Fig. 5: DLK1 inhibits Myostatin-mediated ACVR2B activation in reporter cells and myoblasts.

A Illustration of Myostatin-ACVR2B signaling in the presence or absence of DLK1. Binding of the canonical ligand Myostatin to ACVR2B and ACVR1B leads to the formation of a 2:2:2 complex and subsequent activation of SMAD2/3 (left). The EGF5 domain of DLK1 binds to ACVR2B to inhibit ligand signaling (right), and the DLK1(EGF5-6) region used for co-crystallization is indicated with a dashed circle. Created in BioRender. Antfolk, D. (2025) https://BioRender.com/p73c456B DLK1 inhibits Myostatin-ACVR2B signaling in a HEK293-(CAGA)₁₂ reporter assay. Myostatin treatment at 2 nM is represented as 100% activation, and a decrease in activation was observed upon treatment with increasing concentrations (125 nM-16 µM) of soluble DLK1. Data is represented as normalized relative luciferase units (RLU) represented as the mean of triplicate wells from one representative experiment. The experiment was independently repeated three times. C DLK1 transfected into HEK293-(CAGA)₁₂ reporter cells inhibit Myostatin signaling. Data is represented as RLU based on quadruplicate wells from one representative experiment. The experiment was independently repeated two times.
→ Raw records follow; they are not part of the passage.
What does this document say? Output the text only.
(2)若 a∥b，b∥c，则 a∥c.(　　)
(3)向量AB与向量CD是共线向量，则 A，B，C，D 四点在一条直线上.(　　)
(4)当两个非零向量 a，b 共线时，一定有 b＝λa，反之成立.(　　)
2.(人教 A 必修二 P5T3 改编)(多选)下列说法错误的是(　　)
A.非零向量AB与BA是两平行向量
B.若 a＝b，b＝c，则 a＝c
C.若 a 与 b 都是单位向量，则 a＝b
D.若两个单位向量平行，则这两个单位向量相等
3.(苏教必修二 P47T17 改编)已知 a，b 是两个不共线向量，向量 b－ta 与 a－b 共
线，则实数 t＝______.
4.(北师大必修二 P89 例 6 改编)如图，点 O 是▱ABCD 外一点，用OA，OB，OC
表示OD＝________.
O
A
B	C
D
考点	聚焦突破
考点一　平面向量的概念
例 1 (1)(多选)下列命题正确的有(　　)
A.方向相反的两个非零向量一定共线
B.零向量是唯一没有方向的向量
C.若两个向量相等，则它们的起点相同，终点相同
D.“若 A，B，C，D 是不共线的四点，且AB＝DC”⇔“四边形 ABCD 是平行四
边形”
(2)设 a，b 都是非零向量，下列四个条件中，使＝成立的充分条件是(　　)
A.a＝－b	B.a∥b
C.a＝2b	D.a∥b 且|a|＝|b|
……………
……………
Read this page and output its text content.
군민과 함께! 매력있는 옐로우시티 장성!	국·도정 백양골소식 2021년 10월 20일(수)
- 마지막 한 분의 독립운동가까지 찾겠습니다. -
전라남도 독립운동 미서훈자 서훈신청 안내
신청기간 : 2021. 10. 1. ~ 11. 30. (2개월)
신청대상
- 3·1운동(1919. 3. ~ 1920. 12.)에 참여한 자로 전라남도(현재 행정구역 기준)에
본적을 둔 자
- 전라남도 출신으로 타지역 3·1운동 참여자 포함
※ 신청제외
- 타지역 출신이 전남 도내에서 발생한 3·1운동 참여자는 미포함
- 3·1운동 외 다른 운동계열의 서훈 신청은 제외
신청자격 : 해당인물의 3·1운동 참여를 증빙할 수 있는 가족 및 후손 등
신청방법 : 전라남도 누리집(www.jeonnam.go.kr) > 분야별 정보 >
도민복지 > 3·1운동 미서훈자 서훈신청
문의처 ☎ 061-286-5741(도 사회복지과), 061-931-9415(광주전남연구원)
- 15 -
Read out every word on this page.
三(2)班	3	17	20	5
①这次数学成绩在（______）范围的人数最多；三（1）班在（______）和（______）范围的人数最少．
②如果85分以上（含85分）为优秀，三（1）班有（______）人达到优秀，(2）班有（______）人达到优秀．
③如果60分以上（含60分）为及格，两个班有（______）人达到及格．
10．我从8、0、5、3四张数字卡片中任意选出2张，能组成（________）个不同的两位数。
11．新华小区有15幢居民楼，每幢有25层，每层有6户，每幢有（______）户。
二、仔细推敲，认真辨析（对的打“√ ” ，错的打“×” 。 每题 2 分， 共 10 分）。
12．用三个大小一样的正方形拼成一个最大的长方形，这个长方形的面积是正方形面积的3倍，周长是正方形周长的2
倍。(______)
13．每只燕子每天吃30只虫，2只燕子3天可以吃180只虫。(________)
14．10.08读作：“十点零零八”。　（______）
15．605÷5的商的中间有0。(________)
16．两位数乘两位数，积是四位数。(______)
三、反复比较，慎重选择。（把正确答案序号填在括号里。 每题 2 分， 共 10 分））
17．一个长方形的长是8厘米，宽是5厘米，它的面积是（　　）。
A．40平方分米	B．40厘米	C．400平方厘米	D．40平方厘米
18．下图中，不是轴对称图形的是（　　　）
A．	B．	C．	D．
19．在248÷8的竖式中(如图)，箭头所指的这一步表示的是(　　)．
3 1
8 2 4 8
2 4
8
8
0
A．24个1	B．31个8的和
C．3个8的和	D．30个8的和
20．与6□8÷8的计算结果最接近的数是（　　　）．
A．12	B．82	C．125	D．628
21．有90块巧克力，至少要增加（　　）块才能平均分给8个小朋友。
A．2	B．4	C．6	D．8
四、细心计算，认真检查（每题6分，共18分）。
D Representative microscopy images showing C2C12 myoblast differentiation in the presence of Myostatin, Myostatin + DLK1, or Myostatin + DLK1^R193D (loss-of-ACVR2B-binding mutant). Control cells were allowed to differentiate for 72 h. Myostatin treatment (4 ug/ml) inhibits C2C12 myoblast differentiation into myotubes as determined by MyoHC staining. C2C12 cells were fixed with 4% PFA, immunostained with an anti-MyoHC antibody and an anti-mouse IgG Alexa Fluor 488 secondary antibody. Nuclei were counterstained with Hoechst 33342. Nuclei represented with pseudo color (magenta) in zoom in panels. Scale bar, 100 μm. The experiment was independently repeated four times. Source data are provided as a Source Data file.